Sul versante normativo, il regolamento n. 881/2019, noto come Cybersecurity Act (CSA), rappresenta uno dei primi interventi organici dell’Unione europea in tema di cybersicurezza dopo la direttiva NIS del 2016, con l’obiettivo di garantire un buon funzionamento del mercato interno assicurando elevati livelli di cybersicurezza, resilienza e fiducia. Nel 2024 è stata avviata una consultazione pubblica sulla revisione del regolamento con la prospettiva di introdurre modifiche entro il 20 gennaio 2026. Per valutare i possibili sviluppi della revisione del CSA, l’Istituto per la Competitività ha svolto un’analisi sui contributi legati alla consultazione pubblica (su 99 ritenuti validi e coerenti), dalla quale risulta che il 76,1% dei partecipanti preferisce un intervento normativo mirato, cioè una modifica del CSA tramite strumenti legislativi, mentre una eventuale abrogazione e sostituzione del CSA con un quadro normativo di più ampio respiro è l’opzione meno selezionata con un 4,2% di preferenze. Molto interessante il forte interesse, mostrato da ben il 48,9% del campione, per l’introduzione di misure di semplificazione (positivamente soddisfatte, a posteriori, dal Digital Omnibus, con riguardo ad aspetti procedurali attraverso la previsione di un unico Entry Point per le notifiche) così come il rifiuto, espresso dal 65,5% del campione analizzato, di fattori non tecnici e, al contrario, la focalizzazione su elementi di natura tecnica verificabili (con importante ruolo delle certificazioni).

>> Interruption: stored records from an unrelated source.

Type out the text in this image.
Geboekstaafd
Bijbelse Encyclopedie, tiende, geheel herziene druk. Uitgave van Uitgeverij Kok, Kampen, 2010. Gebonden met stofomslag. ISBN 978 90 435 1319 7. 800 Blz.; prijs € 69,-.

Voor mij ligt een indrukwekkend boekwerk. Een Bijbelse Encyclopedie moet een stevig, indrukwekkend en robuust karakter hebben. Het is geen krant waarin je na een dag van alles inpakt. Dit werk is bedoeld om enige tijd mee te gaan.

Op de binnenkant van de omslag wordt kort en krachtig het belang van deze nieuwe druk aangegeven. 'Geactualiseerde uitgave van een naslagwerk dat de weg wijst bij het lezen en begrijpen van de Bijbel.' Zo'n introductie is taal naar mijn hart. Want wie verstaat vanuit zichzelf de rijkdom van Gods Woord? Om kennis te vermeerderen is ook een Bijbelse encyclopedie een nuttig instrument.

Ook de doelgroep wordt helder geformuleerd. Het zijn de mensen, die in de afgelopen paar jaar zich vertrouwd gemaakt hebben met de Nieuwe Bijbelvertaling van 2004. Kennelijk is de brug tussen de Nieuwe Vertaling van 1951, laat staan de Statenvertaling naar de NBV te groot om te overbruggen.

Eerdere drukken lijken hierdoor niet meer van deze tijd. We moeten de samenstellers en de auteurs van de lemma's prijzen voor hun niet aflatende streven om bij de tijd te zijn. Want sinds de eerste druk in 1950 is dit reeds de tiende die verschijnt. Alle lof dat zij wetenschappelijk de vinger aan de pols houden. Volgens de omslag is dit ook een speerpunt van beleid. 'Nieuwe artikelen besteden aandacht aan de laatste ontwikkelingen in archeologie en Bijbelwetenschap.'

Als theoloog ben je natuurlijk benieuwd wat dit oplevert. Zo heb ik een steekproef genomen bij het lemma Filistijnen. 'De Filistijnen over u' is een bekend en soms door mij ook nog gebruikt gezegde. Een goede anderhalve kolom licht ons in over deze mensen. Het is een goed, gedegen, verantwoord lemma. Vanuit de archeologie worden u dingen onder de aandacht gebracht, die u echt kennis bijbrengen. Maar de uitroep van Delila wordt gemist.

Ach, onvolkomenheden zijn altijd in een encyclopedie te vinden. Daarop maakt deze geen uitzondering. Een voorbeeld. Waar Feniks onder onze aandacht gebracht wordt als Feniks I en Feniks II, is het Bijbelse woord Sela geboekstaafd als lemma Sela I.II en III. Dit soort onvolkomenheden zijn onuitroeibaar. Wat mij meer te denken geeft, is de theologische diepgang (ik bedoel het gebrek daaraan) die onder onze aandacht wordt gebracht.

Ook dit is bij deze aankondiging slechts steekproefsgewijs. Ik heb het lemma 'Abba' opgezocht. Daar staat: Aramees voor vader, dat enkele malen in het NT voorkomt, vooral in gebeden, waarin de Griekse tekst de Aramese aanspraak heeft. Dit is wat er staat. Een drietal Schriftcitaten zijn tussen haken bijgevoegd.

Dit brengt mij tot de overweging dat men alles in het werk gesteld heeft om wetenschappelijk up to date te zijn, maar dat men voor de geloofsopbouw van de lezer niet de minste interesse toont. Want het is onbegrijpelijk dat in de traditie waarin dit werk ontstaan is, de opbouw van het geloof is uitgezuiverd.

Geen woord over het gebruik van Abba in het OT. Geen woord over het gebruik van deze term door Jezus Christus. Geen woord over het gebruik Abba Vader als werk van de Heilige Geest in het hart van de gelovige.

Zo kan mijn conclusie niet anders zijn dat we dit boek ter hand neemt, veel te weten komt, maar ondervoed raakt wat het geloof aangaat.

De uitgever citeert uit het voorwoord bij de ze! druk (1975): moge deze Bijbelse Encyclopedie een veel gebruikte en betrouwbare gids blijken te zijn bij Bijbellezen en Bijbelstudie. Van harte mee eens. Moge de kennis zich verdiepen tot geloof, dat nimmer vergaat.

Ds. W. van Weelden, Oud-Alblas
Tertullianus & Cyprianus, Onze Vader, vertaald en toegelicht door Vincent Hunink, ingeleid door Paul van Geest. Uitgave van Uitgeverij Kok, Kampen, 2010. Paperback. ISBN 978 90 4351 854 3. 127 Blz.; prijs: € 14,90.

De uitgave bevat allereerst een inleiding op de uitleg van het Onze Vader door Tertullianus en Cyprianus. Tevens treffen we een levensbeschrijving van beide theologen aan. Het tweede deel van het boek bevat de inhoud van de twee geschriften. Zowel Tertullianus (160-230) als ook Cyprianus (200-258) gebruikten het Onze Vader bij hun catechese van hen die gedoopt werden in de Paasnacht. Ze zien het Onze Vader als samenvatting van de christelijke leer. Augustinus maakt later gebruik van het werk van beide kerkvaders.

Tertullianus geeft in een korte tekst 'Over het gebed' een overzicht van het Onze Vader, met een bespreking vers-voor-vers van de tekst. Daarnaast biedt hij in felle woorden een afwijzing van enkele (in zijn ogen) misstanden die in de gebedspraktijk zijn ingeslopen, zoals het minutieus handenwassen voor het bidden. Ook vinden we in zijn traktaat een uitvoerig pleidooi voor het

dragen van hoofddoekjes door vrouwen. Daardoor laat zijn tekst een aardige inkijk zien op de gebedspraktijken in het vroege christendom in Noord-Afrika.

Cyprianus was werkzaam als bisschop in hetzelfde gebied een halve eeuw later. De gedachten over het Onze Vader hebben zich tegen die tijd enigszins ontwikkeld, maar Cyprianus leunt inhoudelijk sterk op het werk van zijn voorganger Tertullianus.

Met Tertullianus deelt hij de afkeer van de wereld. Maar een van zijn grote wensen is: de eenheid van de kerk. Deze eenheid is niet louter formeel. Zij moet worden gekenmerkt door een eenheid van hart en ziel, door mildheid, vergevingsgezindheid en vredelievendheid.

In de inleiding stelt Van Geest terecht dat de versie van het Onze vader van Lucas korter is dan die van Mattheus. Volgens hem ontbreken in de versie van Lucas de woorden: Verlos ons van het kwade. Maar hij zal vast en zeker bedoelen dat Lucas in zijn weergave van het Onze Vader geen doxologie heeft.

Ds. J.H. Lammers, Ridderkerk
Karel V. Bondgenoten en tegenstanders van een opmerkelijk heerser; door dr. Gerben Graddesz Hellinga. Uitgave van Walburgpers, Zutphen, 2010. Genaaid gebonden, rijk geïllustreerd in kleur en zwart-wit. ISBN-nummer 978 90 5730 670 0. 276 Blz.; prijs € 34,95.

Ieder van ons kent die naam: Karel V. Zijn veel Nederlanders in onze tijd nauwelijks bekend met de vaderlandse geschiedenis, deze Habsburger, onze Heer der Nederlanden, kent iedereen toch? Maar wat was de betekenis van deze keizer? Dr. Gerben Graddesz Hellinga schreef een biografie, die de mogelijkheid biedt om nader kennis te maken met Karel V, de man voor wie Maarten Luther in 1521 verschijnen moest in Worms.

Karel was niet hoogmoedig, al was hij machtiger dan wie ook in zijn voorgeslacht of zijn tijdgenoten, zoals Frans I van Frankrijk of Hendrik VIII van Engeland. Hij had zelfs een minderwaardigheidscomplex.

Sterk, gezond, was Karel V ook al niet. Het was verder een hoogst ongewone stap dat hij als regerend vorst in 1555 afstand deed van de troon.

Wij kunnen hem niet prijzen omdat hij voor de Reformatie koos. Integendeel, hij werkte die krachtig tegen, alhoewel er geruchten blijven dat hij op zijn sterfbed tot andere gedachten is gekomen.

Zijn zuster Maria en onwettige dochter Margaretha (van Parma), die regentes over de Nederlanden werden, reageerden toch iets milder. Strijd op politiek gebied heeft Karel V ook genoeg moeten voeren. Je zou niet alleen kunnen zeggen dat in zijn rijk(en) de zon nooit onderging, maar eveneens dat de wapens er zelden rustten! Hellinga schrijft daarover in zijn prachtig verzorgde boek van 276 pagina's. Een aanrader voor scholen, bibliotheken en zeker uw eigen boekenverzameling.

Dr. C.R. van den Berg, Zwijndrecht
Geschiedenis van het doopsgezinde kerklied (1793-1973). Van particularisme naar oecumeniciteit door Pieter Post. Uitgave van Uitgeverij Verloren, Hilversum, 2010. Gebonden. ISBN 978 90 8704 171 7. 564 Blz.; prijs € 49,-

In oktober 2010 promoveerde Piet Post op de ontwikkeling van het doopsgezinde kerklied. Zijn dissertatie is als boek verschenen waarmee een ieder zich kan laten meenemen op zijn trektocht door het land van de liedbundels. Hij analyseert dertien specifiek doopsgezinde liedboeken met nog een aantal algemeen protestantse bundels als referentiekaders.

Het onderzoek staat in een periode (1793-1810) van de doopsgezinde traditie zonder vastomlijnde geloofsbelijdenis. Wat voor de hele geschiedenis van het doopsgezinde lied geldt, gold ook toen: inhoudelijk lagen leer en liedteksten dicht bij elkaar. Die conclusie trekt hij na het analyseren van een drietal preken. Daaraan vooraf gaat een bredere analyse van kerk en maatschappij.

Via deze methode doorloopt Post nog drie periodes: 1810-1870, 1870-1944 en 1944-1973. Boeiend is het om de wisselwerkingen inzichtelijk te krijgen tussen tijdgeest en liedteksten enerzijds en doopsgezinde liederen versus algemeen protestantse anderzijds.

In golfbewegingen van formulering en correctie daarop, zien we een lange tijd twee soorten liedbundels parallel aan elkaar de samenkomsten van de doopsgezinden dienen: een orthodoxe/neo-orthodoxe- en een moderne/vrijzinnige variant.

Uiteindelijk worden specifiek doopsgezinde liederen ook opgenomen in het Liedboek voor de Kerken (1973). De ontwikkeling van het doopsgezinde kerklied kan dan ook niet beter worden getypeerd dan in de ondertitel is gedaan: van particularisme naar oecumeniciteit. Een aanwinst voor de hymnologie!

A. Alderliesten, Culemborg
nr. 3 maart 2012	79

Dal monitoraggio realizzato da I-Com per comprendere l’evoluzione dell’offerta formativa italiana in ambito cybersecurity, appaiono segnali incoraggianti sul versante universitario. È stato rilevato infatti un crescente interesse per queste tematiche da parte del mondo accademico, con 807 tra corsi e insegnamenti relativi alla cybersicurezza offerti nell’anno accademico 2025/2026, in aumento del 4% rispetto ai 774 dell’anno precedente.

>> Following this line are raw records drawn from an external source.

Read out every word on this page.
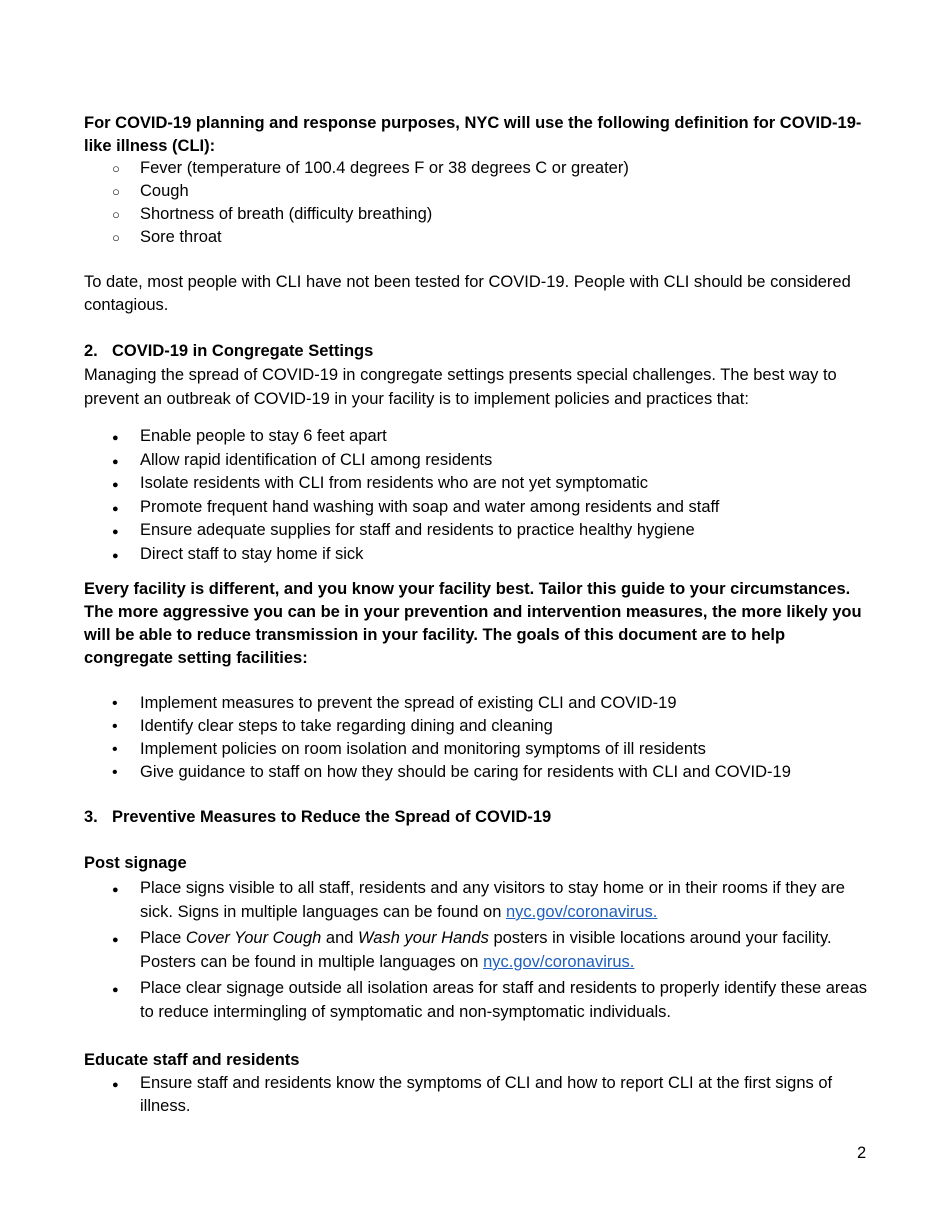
For COVID-19 planning and response purposes, NYC will use the following definition for COVID-19-like illness (CLI):
○
Fever (temperature of 100.4 degrees F or 38 degrees C or greater)
○
Cough
○
Shortness of breath (difficulty breathing)
○
Sore throat
To date, most people with CLI have not been tested for COVID-19. People with CLI should be considered contagious.
2. COVID-19 in Congregate Settings
Managing the spread of COVID-19 in congregate settings presents special challenges. The best way to prevent an outbreak of COVID-19 in your facility is to implement policies and practices that:
●
Enable people to stay 6 feet apart
●
Allow rapid identification of CLI among residents
●
Isolate residents with CLI from residents who are not yet symptomatic
●
Promote frequent hand washing with soap and water among residents and staff
●
Ensure adequate supplies for staff and residents to practice healthy hygiene
●
Direct staff to stay home if sick
Every facility is different, and you know your facility best. Tailor this guide to your circumstances. The more aggressive you can be in your prevention and intervention measures, the more likely you will be able to reduce transmission in your facility. The goals of this document are to help congregate setting facilities:
•
Implement measures to prevent the spread of existing CLI and COVID-19
•
Identify clear steps to take regarding dining and cleaning
•
Implement policies on room isolation and monitoring symptoms of ill residents
•
Give guidance to staff on how they should be caring for residents with CLI and COVID-19
3. Preventive Measures to Reduce the Spread of COVID-19
Post signage
●
Place signs visible to all staff, residents and any visitors to stay home or in their rooms if they are sick. Signs in multiple languages can be found on nyc.gov/coronavirus.
●
Place Cover Your Cough and Wash your Hands posters in visible locations around your facility. Posters can be found in multiple languages on nyc.gov/coronavirus.
●
Place clear signage outside all isolation areas for staff and residents to properly identify these areas to reduce intermingling of symptomatic and non-symptomatic individuals.
Educate staff and residents
●
Ensure staff and residents know the symptoms of CLI and how to report CLI at the first signs of illness.
2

Tuttavia, la distribuzione regionale dell’offerta formativa complessiva si presenta piuttosto disomogenea. Il Lazio concentra il numero più elevato tra corsi e singoli insegnamenti (208), seguito dalla Lombardia (120) e dalla Campania (65). Anche considerando esclusivamente l’offerta formativa specializzata il Lazio si conferma la regione più interessata con 30 percorsi, catalizzando buona parte dell’offerta formativa sia in termini di lauree dedicate (7 corsi di laurea), sia per quanto riguarda le specializzazioni post-laurea (7 progetti di ricerca in dottorato e 16 master). Nel complesso, l’elevato numero di master specifici sui temi della cybersicurezza (34 su tutto il territorio nazionale) indica una crescente domanda di percorsi post-laurea orientati all’approfondimento delle competenze in cybersicurezza.

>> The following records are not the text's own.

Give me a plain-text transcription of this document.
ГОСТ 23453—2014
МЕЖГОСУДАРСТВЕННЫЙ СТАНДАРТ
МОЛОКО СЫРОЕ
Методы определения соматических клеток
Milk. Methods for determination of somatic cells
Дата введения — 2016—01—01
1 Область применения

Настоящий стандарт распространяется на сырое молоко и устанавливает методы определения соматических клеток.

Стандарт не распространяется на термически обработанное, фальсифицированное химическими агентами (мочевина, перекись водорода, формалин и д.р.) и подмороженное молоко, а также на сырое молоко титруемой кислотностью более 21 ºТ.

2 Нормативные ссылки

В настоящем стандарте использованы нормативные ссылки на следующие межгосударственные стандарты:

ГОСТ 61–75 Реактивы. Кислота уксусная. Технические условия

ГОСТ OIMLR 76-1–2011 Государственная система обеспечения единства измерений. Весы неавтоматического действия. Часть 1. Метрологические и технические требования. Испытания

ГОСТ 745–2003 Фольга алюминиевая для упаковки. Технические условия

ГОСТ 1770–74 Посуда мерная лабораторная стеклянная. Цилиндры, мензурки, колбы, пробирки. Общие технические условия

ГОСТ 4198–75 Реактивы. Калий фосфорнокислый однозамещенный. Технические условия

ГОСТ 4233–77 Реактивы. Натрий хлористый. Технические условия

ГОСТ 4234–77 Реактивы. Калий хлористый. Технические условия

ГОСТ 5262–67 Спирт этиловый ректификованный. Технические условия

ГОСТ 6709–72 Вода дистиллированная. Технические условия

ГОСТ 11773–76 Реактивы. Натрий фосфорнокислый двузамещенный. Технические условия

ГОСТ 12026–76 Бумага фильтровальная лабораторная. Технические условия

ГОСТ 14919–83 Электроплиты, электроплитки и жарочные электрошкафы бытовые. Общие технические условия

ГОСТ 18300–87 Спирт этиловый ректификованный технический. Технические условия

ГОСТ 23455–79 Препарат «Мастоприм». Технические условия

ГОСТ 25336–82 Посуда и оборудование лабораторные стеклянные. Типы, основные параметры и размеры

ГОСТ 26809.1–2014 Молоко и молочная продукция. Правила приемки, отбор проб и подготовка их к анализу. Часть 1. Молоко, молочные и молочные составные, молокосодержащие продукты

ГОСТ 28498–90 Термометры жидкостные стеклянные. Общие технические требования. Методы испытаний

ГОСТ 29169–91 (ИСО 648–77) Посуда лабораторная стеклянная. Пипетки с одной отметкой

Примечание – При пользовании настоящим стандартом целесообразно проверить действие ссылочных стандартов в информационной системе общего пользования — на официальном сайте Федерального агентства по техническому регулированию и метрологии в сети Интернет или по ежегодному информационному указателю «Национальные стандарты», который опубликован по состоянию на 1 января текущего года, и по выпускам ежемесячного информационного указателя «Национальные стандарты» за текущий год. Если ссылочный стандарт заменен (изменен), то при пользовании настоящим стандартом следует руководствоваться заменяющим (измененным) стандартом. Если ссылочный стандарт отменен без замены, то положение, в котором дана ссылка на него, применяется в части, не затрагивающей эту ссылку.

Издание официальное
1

Quanto alla formazione superiore, un ruolo di rilievo è rivestito dagli ITS che hanno lo scopo di formare personale tecnico in aree strategiche per lo sviluppo economico del Paese. Dal monitoraggio dell’Istituto Nazionale Documentazione Innovazione Ricerca Educativa (INDIRE) e da un’analisi condotta da I-Com emerge infatti che su 147 ITS attivi in Italia il 33% offre percorsi legati alla cybersicurezza, con la Lombardia in testa (11 istituti su 25 totali) seguita dal Lazio (4 su 16) e dalle Marche (4 su 4).